Всё правильно. Никогда не нужно сдаваться.
Над крыльцом небольшого строения в конце переулка висела кривенькая неоновая вывеска «Shop». Ингрид зашла в шоп. За прилавком стояла маленькая испанская девочка.
– Вам чего надо? – спросила девочка.
– Твоих маму или папу.
Девочка куда-то убежала. Из темноты дальних помещений продуктовой лавочки донёсся громкий детский шепот:
– Мама! Папа! К нам пришёл покупатель!
Через пять минут в лавочку спустились сонные мама и папа, которые продали гражданке Зорг желанную пачку сигарет.
Дымя сигаретой, Ингрид продолжила прогулку по ночному Винчестеру.

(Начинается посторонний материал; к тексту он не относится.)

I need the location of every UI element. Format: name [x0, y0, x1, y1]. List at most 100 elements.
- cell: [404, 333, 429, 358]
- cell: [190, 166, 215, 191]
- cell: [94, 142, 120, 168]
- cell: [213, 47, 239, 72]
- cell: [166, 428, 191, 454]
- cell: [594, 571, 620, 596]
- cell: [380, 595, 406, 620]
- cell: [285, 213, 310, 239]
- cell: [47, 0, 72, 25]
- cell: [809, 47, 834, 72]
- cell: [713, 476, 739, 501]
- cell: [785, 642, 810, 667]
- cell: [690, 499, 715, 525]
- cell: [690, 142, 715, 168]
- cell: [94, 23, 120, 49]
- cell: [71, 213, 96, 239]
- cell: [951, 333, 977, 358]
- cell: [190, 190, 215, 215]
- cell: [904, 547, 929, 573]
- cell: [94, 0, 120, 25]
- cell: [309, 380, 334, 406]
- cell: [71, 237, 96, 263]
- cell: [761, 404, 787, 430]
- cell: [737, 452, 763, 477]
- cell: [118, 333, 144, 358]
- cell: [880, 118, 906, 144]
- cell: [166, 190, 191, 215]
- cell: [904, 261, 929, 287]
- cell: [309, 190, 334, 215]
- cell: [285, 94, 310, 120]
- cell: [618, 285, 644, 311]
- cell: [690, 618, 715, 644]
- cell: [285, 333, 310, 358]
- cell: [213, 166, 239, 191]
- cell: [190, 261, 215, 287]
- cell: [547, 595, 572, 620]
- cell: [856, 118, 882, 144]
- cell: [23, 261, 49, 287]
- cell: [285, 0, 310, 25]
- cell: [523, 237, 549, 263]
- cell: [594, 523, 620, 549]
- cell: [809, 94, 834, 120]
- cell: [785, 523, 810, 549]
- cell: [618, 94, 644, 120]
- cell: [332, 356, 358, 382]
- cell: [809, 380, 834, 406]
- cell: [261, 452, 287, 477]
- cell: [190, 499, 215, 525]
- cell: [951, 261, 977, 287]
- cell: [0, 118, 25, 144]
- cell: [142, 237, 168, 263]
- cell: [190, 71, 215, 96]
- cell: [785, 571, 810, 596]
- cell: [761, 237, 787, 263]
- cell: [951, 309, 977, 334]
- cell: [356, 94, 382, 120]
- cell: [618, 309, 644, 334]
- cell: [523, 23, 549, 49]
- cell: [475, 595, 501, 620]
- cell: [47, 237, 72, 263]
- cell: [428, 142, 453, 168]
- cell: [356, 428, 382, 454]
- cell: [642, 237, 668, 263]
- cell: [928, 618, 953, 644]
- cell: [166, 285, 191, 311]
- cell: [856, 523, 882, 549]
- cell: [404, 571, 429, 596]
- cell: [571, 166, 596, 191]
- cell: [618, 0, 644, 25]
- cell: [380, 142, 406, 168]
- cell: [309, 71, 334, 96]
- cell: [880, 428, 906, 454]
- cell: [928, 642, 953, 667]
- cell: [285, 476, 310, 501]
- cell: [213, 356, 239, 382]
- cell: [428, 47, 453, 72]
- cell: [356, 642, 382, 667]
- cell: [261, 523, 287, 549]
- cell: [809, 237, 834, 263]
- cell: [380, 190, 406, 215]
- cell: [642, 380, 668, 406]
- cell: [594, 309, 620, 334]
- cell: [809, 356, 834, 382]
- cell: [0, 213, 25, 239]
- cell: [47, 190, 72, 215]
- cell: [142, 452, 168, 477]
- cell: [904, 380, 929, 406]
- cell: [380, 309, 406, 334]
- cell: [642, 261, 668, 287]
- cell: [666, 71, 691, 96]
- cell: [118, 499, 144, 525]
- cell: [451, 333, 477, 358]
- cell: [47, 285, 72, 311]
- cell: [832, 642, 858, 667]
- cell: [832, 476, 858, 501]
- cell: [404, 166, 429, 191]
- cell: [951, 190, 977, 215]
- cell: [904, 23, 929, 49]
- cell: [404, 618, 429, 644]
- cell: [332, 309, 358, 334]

На крылечках старинных домов лежали тыквы. Свежие тыквы и тыквы, слегка подгнившие. Иногда мимо неё проходили лохматые собаки, выгуливавшие своих хозяев.
3Утром гражданка Зорг приехала в больницу города Винчестера. На стене в приёмном покое висел стенд с пожелтевшими вырезками газетных заметок. Героем заметок выступал некий зубной врач. Турок с непроизносимой фамилией. Подробности жизни турецкого врача оказались типичными для многих иммигрантов, приехавших на чужой континент молодыми и успевших покорить его:
В возрасте 23 лет приехал в Америку.
Днём учился. Ночью работал.
Обычная трогательная биография бедного переселенца.
Ингрид читала заметки, и вдруг её тронули за плечо. Маленький человек с огромным носом пожал тонкую, почти детскую руку:
– Привет! Это ты про меня читаешь? Только не пытайся выговаривать мою фамилию. У нас тут всё просто. Я буду доктор Яу.